Teriyaki salmon skewers with pickled carrot and cucumber salad
Enjoy our teriyaki salmon skewers with pickled carrot and cucumber salad.
- ½ cup rice wine vinegar
- 1 tbs fish sauce
- 2 tbs honey
- 1 cup water
- 2 Lebanese cucumbers thinly sliced on the bias
- 1 carrot sliced into thin matchsticks
- 2 tbs tamari sauce
- 500gms skinless salmon fillets, cut into 2x6 cm lengths
- 1 tbs olive oil
- 1 tbs toasted sesame seeds
- Steamed brown rice and sliced spring onion to serve
- In a medium pot, add rice vinegar, fish sauce, 1 tbs honey and water and bring to the boil then remove from heat to create pickle liquid.

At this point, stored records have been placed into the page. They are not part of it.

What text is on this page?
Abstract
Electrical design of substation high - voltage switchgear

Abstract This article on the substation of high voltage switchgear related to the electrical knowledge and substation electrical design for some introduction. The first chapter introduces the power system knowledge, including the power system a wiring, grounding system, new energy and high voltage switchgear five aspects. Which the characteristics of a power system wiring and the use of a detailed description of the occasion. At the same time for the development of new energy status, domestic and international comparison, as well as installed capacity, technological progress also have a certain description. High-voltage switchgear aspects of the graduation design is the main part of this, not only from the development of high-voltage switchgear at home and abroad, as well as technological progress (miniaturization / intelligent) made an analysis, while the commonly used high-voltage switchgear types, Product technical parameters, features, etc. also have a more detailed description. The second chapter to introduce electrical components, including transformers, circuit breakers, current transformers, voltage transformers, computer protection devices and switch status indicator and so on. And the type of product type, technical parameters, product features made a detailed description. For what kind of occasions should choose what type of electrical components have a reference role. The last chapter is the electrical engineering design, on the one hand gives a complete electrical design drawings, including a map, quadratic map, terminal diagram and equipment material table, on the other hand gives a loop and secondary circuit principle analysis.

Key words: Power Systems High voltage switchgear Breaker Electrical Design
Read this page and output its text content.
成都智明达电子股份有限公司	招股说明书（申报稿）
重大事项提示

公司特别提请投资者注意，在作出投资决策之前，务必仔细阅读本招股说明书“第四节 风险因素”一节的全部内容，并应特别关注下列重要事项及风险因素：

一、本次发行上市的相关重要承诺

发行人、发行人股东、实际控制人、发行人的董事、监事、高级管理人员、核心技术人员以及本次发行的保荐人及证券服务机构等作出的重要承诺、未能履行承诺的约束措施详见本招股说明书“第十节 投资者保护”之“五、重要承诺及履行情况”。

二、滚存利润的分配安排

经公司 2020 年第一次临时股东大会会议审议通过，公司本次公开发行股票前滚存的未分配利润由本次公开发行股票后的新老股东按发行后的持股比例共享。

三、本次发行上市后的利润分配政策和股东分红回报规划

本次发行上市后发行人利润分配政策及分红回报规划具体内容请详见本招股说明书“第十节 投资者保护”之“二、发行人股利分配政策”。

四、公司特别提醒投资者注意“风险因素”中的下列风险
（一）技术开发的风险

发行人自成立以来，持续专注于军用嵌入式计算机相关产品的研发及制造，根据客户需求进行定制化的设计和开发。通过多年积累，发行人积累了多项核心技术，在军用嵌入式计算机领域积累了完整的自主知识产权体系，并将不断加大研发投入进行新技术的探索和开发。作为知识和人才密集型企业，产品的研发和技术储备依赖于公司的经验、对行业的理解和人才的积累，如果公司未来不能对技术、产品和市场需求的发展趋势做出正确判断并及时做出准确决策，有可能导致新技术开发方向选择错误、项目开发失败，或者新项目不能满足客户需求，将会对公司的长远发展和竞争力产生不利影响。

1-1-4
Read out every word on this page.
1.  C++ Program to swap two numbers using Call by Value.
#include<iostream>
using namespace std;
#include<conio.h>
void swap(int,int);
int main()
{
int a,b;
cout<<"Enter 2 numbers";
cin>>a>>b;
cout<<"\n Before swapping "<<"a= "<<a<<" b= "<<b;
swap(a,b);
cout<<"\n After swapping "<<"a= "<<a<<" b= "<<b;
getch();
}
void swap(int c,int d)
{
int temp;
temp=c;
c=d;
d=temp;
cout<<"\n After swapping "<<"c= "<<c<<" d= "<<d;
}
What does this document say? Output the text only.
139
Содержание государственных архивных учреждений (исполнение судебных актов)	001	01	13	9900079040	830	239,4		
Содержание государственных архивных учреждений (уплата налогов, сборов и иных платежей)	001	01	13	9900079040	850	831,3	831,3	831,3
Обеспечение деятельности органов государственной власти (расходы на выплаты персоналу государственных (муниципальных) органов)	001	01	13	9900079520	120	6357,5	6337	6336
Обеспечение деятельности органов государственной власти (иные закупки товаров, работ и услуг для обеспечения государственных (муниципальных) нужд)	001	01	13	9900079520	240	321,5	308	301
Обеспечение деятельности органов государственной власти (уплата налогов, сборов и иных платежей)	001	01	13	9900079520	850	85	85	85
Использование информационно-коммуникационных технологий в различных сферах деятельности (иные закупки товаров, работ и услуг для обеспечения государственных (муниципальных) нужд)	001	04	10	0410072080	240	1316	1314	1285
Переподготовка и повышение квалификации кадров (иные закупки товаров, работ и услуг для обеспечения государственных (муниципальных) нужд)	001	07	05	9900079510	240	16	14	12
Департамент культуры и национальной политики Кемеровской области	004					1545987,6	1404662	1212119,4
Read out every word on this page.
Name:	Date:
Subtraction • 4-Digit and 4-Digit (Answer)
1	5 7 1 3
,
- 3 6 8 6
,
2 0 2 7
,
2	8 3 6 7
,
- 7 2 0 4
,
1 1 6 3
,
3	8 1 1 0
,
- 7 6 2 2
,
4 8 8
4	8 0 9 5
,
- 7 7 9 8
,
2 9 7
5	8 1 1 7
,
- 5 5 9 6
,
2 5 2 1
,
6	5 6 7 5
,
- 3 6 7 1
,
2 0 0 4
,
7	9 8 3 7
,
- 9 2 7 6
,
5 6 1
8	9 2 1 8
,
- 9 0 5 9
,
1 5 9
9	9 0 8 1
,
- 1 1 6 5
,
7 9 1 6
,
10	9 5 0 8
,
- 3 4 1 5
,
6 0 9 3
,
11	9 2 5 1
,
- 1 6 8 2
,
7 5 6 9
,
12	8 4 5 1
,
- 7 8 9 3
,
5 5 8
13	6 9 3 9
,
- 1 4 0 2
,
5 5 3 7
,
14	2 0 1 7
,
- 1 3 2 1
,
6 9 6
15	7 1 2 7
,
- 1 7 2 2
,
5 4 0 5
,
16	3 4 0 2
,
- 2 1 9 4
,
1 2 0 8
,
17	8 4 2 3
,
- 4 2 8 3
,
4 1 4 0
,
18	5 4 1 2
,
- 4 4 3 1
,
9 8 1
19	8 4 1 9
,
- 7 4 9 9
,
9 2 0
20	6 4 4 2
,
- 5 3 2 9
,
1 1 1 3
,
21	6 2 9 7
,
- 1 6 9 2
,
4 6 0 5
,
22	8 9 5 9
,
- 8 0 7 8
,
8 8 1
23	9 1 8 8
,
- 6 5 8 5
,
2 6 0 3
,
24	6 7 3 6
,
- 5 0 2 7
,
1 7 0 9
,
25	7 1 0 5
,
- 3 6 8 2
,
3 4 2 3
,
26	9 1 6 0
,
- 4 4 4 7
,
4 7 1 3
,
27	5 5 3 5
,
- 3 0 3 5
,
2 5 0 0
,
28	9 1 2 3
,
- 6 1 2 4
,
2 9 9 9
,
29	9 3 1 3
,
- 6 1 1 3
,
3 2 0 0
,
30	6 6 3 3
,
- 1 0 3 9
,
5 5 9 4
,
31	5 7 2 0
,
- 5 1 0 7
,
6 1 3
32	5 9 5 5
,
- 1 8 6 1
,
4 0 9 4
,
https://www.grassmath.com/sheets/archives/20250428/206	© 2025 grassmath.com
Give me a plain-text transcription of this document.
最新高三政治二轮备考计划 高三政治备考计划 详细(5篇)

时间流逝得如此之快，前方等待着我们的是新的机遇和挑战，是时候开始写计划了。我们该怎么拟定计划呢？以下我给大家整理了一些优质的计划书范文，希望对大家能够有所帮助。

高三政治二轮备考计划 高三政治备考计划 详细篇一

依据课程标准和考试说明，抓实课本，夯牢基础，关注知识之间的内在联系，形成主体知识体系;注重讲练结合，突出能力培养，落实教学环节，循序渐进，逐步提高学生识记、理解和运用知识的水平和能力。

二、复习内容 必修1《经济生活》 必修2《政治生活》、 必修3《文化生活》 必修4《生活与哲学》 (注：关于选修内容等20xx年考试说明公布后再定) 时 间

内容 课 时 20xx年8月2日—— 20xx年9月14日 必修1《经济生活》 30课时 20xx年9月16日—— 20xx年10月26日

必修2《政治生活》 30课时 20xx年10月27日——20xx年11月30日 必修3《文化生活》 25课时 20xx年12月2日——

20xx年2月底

- Place cucumbers and carrot in a small bowl and cover with pickle liquid, set aside for 20 minutes then drain.
- Meanwhile in a large bowl add remaining honey, tamari and salmon and toss gently, ensuring to cover evenly, leave to marinate for 20 minutes.
- Once marinated, thread salmon pieces on to skewers, then, heat a large non-stick pan on a medium to high heat, add olive oil and place skewers in pan, turning every 2-3 mins to cook on all 4 sides.
- Plate skewers with pickle and sprinkle sesame seeds and sliced spring onion, serve with steamed brown rice if desired or fresh washed cos lettuce leaves.